Faerie Eye

introvert with me

Sunday, November 1, 2020

Sunday Confessions || 11-01-2020

 I CONFESS

Anyone feeling intense anxiety over the election? Like, I try to tell myself that worrying about it doesn't DO anything. I did my best and voted (finally) though maybe my "best" would have been to move to a swing state and vote there, ha. If Trump "wins" again... I just don't know how much more of that man I can take and the negative influence he has on this country. If he loses though, what kind of shit show is that going to be??? Can he just go. Quietly. Away. Forever. With his fans. That would be great.

I just feel this underlying feeling of STRESS and I feel like it would be alleviated somewhat if I felt I could have trust in our government again. You know, as much as one can trust your government. Which at this point is 0.

I CONFESS

I feel like I don't have any real cause to be stressed/anxious either. I have my job, which I get to do from home, as does my husband. We don't have to worry about how we are going to pay the mortgage or property taxes. I mean, my job has been another layer of stress, it's been ramping up the past few weeks and I am feeling overwhelmed. But that's different. I think. 

But like, how stressed can I possibly be when I don't have kids, can't find a babysitter, or have to help them with online learning at home, I don't have anyone I know sick with covid, or in an assisted living facility that I can't visit due to visiting restrictions. I have time to doodle, read, drink a cocktail in the backyard while hanging out with my tortoise. I just say all this to try to keep myself grounded, not to say I can't also be stressed. Which I am. Have I typed the word "stressed" enough? 

I CONFESS

Do any of you read The Root? I started reading it this year as part of my trying to understand the black community better to be a better ally (is it working? I have no idea). I don't read every post, but I try. I do skip the ones about sports. I just am never going to find that interesting.
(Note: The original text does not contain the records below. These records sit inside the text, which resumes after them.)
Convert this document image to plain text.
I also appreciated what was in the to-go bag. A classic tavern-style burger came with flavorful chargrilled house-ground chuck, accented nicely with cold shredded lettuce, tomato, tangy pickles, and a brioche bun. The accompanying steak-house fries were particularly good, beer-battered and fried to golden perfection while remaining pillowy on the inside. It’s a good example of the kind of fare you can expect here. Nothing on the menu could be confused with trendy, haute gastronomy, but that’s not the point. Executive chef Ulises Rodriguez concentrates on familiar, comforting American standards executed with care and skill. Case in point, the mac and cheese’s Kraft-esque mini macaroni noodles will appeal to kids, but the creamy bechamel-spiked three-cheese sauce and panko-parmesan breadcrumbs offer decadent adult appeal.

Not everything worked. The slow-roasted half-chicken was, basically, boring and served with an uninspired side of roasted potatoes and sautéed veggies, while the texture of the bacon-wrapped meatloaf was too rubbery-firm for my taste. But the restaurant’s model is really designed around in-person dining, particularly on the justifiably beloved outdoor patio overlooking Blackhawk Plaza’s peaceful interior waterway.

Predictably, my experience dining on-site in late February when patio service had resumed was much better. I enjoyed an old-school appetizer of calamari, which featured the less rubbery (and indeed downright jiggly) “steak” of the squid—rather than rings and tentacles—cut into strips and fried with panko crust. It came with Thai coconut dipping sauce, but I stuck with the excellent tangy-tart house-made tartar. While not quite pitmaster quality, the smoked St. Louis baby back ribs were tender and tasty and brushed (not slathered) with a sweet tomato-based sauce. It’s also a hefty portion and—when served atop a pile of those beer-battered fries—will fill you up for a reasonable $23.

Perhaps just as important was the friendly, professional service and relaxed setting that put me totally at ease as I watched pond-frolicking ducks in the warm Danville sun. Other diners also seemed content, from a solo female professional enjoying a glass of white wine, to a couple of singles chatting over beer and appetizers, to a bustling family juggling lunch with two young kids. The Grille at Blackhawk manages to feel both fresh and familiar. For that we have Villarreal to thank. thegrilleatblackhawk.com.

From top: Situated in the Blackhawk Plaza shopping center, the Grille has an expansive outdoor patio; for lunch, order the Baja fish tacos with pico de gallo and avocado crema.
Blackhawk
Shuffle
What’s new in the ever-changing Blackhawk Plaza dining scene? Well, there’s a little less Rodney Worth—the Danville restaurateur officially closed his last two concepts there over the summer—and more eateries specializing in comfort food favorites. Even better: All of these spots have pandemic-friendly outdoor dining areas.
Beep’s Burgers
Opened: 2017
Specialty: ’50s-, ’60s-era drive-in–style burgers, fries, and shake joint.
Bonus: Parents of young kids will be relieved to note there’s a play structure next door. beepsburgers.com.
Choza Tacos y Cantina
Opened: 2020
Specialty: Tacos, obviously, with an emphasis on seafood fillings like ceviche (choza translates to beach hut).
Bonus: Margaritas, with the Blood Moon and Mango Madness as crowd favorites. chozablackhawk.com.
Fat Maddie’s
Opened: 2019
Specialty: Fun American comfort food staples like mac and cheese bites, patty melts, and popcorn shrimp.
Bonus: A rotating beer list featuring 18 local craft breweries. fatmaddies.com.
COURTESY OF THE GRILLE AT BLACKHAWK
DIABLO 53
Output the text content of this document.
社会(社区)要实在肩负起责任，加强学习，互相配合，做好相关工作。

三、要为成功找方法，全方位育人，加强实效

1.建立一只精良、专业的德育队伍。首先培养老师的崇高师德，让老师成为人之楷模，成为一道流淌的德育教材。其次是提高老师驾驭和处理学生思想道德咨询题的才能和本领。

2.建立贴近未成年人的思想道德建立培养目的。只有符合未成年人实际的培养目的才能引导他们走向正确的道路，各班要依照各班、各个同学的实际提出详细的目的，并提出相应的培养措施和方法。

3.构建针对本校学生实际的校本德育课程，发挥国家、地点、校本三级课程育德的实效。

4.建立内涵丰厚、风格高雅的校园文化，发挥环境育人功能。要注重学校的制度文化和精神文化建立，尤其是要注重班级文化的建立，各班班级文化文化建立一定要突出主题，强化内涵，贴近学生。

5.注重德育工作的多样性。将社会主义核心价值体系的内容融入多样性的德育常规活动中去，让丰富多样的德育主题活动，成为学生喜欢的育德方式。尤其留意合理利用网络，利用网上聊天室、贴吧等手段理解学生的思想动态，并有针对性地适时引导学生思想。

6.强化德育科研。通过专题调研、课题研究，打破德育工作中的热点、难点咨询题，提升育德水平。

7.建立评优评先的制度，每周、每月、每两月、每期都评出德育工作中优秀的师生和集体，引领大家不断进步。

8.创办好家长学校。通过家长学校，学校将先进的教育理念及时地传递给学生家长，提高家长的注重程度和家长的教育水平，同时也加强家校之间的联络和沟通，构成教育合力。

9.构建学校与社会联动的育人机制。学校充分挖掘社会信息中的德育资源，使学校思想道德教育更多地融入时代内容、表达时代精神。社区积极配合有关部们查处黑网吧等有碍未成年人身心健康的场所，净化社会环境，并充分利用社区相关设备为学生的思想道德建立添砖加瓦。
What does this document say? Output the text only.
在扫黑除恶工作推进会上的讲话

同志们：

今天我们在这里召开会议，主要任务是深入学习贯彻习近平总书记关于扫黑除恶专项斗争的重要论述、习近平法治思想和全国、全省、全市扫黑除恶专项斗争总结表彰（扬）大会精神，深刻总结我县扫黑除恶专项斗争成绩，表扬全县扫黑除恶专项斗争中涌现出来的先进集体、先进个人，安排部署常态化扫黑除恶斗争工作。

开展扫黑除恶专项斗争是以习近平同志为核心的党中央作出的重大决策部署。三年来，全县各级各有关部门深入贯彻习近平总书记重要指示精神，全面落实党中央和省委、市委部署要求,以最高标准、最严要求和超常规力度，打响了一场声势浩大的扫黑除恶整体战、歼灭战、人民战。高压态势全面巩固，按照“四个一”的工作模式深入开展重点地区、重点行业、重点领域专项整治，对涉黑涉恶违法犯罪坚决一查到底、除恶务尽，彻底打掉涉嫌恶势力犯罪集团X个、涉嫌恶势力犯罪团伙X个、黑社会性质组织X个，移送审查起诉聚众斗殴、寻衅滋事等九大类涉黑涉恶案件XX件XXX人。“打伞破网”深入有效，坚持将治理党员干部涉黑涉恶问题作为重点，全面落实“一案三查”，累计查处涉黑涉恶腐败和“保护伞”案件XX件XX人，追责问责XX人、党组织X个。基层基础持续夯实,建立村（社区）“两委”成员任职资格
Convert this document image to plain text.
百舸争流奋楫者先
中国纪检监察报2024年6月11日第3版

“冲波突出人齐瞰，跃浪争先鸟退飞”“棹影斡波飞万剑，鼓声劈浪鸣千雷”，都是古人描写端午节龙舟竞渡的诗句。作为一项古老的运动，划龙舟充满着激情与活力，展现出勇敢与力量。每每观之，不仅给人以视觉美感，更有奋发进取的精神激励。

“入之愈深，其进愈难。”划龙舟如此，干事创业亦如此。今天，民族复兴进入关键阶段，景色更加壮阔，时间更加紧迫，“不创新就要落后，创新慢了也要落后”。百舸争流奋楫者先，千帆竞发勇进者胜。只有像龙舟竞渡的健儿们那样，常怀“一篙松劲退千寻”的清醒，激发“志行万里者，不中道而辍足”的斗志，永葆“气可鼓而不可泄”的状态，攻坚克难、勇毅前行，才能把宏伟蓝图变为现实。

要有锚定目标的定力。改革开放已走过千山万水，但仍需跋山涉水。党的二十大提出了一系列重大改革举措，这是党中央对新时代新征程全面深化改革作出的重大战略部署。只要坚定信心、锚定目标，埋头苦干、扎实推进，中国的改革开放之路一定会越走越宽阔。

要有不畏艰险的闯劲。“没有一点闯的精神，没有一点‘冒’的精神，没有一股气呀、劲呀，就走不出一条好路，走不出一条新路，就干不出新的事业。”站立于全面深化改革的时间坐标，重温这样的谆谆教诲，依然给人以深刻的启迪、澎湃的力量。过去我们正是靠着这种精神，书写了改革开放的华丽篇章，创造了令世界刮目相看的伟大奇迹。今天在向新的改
A series that I do like, "Clapblack Mailbag" even if I don't always understand it sometimes (I think I just don't have enough pop culture references in my repertoire), this particular post really resonated with me for some reason, like it really just laid it all out there exactly what is on their shoulders EVERY DAY. And with all that mental/emotional labor, how he just summed it at the end :(

I CONFESS

The other day I was trying to say the word "Nicoise" because we were watching Schitts Creek where the one character ordered the Mediterranean salad with tuna and Neil questioned it like wtf, and I was like, you know, like that French salad... knee-coy? I KNEW THAT WASN'T RIGHT. I could see the word in my head but I couldn't remember the last time I heard it out loud. So Neil said it the right way, cause he is cultured like that, ha. But not in a mean, condescending way, and I really appreciated that. I know words. I just can't say them.